Directors Bonnie Neate and Suzy Piani are embarking on what they call a more “conceptual” kind of ballet, based on a true-crime episode that Neate saw on TV one night.
It was the case of 17-year-old Daniel LaPlante who, in 1986, initiated a reign of psychological terror by crawling inside the walls of a home in Massachusetts and “haunting” the family, later going on to murder a pregnant woman and her two children in the same town.
It is the former episode that Neate and Piani have taken as the starting point for a new ballet, Wired, coming up at Erindale Theatre in early August with 18 elite dancers performing a full-length work that explores themes of deception, mistrust and paranoia.
It will be the culmination of a rigorous six-month contemporary dance training program for advanced dancers from the ACT and surrounding areas.
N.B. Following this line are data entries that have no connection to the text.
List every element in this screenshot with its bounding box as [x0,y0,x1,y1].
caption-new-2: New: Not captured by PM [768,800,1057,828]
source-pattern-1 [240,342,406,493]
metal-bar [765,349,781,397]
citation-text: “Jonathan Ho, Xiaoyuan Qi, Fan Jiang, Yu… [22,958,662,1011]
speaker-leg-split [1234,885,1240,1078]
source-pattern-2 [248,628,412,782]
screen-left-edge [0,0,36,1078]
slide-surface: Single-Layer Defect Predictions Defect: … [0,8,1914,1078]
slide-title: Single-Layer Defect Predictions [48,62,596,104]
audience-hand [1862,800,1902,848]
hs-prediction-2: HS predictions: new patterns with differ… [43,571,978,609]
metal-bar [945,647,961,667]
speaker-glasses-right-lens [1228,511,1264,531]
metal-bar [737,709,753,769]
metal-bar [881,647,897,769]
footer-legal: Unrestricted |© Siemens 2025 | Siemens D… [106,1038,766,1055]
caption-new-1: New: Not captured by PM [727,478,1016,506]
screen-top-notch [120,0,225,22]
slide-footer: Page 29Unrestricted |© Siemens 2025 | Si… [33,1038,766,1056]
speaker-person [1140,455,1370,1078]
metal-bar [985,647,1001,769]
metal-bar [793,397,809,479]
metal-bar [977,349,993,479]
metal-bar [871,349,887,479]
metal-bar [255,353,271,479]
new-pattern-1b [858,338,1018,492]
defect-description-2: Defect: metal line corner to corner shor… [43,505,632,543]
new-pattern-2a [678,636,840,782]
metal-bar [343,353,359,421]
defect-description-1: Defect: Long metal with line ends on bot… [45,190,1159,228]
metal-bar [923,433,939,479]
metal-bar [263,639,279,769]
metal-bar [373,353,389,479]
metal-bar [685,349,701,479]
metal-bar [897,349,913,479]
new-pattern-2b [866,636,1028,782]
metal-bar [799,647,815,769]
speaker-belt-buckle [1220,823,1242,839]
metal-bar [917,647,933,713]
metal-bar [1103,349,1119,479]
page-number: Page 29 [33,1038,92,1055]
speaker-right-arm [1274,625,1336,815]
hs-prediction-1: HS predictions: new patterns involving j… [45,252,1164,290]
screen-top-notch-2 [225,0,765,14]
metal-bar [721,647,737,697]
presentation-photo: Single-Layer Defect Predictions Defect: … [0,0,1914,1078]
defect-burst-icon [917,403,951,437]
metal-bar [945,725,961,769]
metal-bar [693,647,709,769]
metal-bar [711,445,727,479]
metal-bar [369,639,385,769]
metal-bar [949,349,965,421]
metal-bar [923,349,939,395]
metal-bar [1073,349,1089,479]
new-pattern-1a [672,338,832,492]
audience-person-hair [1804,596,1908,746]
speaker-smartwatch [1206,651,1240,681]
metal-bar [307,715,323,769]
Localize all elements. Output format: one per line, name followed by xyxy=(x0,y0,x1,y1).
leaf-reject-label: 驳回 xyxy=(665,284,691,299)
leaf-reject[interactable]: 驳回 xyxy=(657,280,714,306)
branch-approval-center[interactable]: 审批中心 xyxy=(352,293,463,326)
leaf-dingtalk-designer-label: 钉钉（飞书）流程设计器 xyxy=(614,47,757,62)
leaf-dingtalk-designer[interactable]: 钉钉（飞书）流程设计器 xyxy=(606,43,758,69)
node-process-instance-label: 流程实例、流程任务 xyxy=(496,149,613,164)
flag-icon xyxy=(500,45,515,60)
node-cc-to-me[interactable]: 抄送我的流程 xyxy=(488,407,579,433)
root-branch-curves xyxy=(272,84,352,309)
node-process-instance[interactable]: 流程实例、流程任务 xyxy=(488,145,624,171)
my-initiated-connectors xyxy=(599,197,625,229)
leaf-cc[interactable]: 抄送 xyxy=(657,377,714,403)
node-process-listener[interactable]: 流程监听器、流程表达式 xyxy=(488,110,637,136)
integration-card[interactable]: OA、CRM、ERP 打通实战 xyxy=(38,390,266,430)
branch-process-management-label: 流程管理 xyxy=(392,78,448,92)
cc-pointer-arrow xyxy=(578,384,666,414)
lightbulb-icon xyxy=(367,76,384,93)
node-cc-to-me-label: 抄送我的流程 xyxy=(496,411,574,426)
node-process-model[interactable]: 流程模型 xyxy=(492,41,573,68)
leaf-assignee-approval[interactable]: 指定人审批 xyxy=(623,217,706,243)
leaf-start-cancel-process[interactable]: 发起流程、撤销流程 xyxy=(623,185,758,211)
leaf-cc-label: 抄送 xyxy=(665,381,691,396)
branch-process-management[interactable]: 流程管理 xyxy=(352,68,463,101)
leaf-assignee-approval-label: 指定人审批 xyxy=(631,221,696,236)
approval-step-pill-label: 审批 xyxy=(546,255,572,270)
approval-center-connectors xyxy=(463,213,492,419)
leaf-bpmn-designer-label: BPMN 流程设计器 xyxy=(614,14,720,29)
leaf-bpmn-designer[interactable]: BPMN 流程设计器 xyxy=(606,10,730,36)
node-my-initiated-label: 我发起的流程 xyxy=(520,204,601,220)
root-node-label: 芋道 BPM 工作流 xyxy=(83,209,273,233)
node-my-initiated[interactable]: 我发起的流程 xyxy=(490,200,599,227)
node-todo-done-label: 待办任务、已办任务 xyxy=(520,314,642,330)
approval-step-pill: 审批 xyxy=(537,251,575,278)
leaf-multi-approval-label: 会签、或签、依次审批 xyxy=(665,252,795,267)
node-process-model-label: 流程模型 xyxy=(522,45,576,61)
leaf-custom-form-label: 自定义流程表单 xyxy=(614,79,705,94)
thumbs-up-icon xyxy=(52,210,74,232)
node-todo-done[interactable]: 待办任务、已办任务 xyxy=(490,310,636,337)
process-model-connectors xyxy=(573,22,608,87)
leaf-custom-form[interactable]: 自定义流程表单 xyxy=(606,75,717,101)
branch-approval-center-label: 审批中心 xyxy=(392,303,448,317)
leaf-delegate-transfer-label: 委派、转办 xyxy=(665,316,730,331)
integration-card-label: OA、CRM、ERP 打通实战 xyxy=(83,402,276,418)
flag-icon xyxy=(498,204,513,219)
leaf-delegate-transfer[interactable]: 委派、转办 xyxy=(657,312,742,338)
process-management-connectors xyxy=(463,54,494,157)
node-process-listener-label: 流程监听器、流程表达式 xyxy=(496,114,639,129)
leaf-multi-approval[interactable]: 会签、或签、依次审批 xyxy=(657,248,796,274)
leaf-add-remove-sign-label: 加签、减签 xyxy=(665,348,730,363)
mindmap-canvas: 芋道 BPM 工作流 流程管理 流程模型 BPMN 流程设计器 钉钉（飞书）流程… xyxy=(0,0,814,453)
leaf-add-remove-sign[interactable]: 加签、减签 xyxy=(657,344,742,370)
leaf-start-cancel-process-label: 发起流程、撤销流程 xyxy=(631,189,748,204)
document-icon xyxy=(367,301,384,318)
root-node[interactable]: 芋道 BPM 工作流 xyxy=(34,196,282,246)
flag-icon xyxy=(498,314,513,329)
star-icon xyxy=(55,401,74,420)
Some in the cast are regulars with The Training Ground, others are not.
In Wired, it’s not so much a matter of creating something scary, but of conceptualising the characters, Neate and Piani explain.
This grim story also allows them to play around with the video material, and, happily, videographers Trent Houssenloge and Chris Curran, of Cowboy Hat Films, join the team again.
The video material leans more towards animation, they say, as is the set built from scratch by Houssenloge and Curran after they all sat down and worked out how to physicalise the story of the man in the wall. There will be two walls.
“The video work and the live dancing will sync together,” they say.
Neate and Piani are always very particular about ensuring that the music and sound elements match the narrative. This year, in a soundscape created by sound wizkid Ben Novak, from Erindale Theatre, there’ll be an eclectic mix of contemporary pop songs, some classical strings and special effects.
Neate and Piani have imagined a series of characters – the unnamed Watcher, performed not by a male but by Larina Bagic; the three housemates inside, Charlie Thompson as Leo, Jemima Paul as Greta and Emily McCoy as Tess, and Imogen Addison as the Scene Changer.
There is also an ensemble of 13 dancers who perform manifestations of the three characters inside the house, balanced carefully until the end of Act I, when they begin to merge with The Watcher.
As Neate reveals, when Act II arrives, things take a turn for the worse, with a focus on people being terrorised psychologically.
This kind of conceptual drama provides new challenges for the two directors, as they work on reflecting in dance what happens in the mind.
“We find that we are taking a new path, a more interesting route than we have done before,” they say.
Wired, Erindale Theatre, August 2-3.